Destruction was first noted upon reaching the uplands to the northeast of the day camp area at the northern section of the park. There were some stumps here and there and elsewhere, which were the remnants of what had been live trees.
The extent of what had been sawn down increased upon walking eastward along the ridge-top hiking trail. Continuing along, there were trees cutoff to one extent or another along the entire path to the eastern edge of the park at North River Road, including some at the northern entrance to the park. Additional trees were destroyed among the woods at a couple of places.
The tree removal was obvious, but while hiking along, the reason for it having occurred was not apparent.
City officials were contacted later in the day, and asked about what had occurred at the park.
Officials were aware of the situation, which was vandalism.
A report has been filed with the Omaha Police Department, according to Steve Scarpello, administrator of the department.
Officials are expected to continue attempts to determine the person(s) responsible for destroying the trees in the forest of the park.
Hummel Park has ongoing problems with vandalism.
This year Parks' officials placed barriers on the two routes to access the hilltop picnic and shelter area at the north portion of the park. Improvements are being made to the structures, and vehicular access was limited by gates across the roads, though access by hiking is still possible.
Access to the northwest corner of the park has been recently closed by placing concrete barriers to prevent vehicular travel. One site along this former street had been regularly used as a dumping site for a variety of trash.
The former roadway now provides a fine path for hikers.
Additional efforts are being made to stop vandalism at the park and to suitably improve the place for visitors.
Plans include changes to increase the presence of people at the park, to help thwart illegal activities.
Hummel Park is currently taken care of by a caretaker at N.P. Dodge Park, a position which is currently vacant, but with someone expected to be onsite early in November.
In 2011, according to management staff of Parks Recreation and Public Property, the three buildings which currently comprise the Hummel Park Day Camp will be removed, and a single new structure will be built and will provide accommodations for a resident caretaker.
Frisbee Golf Course Nixed
A frisbee golf course will not be installed in the northern woods of Hummel Park.
City officials said that the volunteer effort to create this recreational feature will not continue. There had been three holes created in the upland area of the north picnic grounds.
Factors influencing this decision included the insufficient extent of efforts by volunteers which offered to create the course, and a realization that the summer conditions along Ponca Creek are not conducive this sort of outdoor recreation.
During the summer, the woods along the creek are hot and humid, with pesky bugs prominent.
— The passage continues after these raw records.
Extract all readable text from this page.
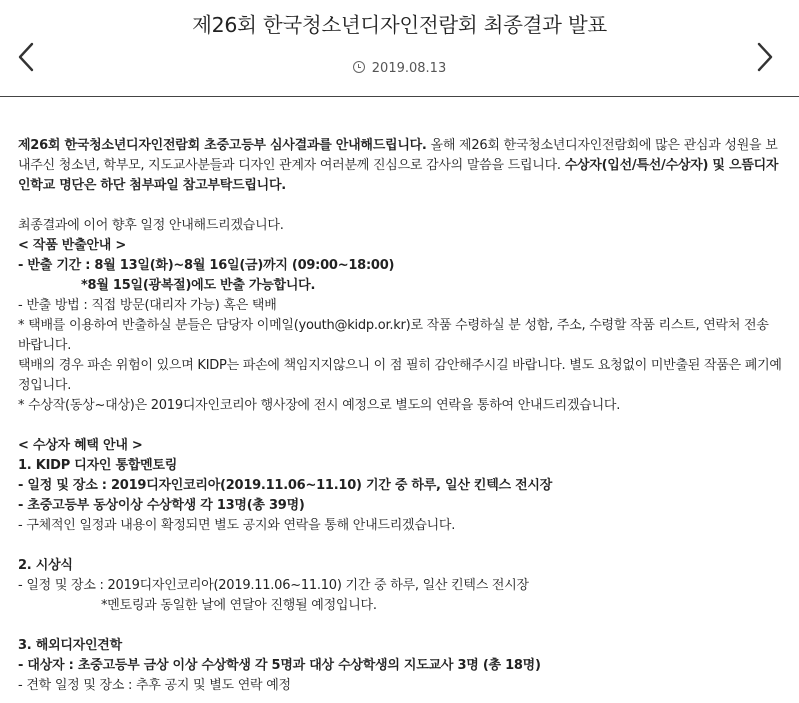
제26회 한국청소년디자인전람회 최종결과 발표
2019.08.13

제26회 한국청소년디자인전람회 초중고등부 심사결과를 안내해드립니다. 올해 제26회 한국청소년디자인전람회에 많은 관심과 성원을 보내주신 청소년, 학부모, 지도교사분들과 디자인 관계자 여러분께 진심으로 감사의 말씀을 드립니다. 수상자(입선/특선/수상자) 및 으뜸디자인학교 명단은 하단 첨부파일 참고부탁드립니다.

최종결과에 이어 향후 일정 안내해드리겠습니다.

< 작품 반출안내 >

- 반출 기간 : 8월 13일(화)~8월 16일(금)까지 (09:00~18:00)

*8월 15일(광복절)에도 반출 가능합니다.

- 반출 방법 : 직접 방문(대리자 가능) 혹은 택배

* 택배를 이용하여 반출하실 분들은 담당자 이메일(youth@kidp.or.kr)로 작품 수령하실 분 성함, 주소, 수령할 작품 리스트, 연락처 전송 바랍니다.

택배의 경우 파손 위험이 있으며 KIDP는 파손에 책임지지않으니 이 점 필히 감안해주시길 바랍니다. 별도 요청없이 미반출된 작품은 폐기예정입니다.

* 수상작(동상~대상)은 2019디자인코리아 행사장에 전시 예정으로 별도의 연락을 통하여 안내드리겠습니다.

< 수상자 혜택 안내 >

1. KIDP 디자인 통합멘토링

- 일정 및 장소 : 2019디자인코리아(2019.11.06~11.10) 기간 중 하루, 일산 킨텍스 전시장

- 초중고등부 동상이상 수상학생 각 13명(총 39명)

- 구체적인 일정과 내용이 확정되면 별도 공지와 연락을 통해 안내드리겠습니다.

2. 시상식

- 일정 및 장소 : 2019디자인코리아(2019.11.06~11.10) 기간 중 하루, 일산 킨텍스 전시장

*멘토링과 동일한 날에 연달아 진행될 예정입니다.

3. 해외디자인견학

- 대상자 : 초중고등부 금상 이상 수상학생 각 5명과 대상 수상학생의 지도교사 3명 (총 18명)

- 견학 일정 및 장소 : 추후 공지 및 별도 연락 예정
Vegetative growth also was inhibitory.
Portions of the course had been expected to be placed along the designated nature trail along Ponca creek.
There are now no plans for any recreational developments along the trail. It will continue to be managed as a natural area, which is conducive to passive pursuits such as watching birds.
This section of the park and its habitats are known to have been a place to observe Cerulean Warblers - a species of concern - during the summer season, and Winter Wrens from late autumn to early spring. A plethora of other species are known to occur, based on reports posted on the NEBirds online forum.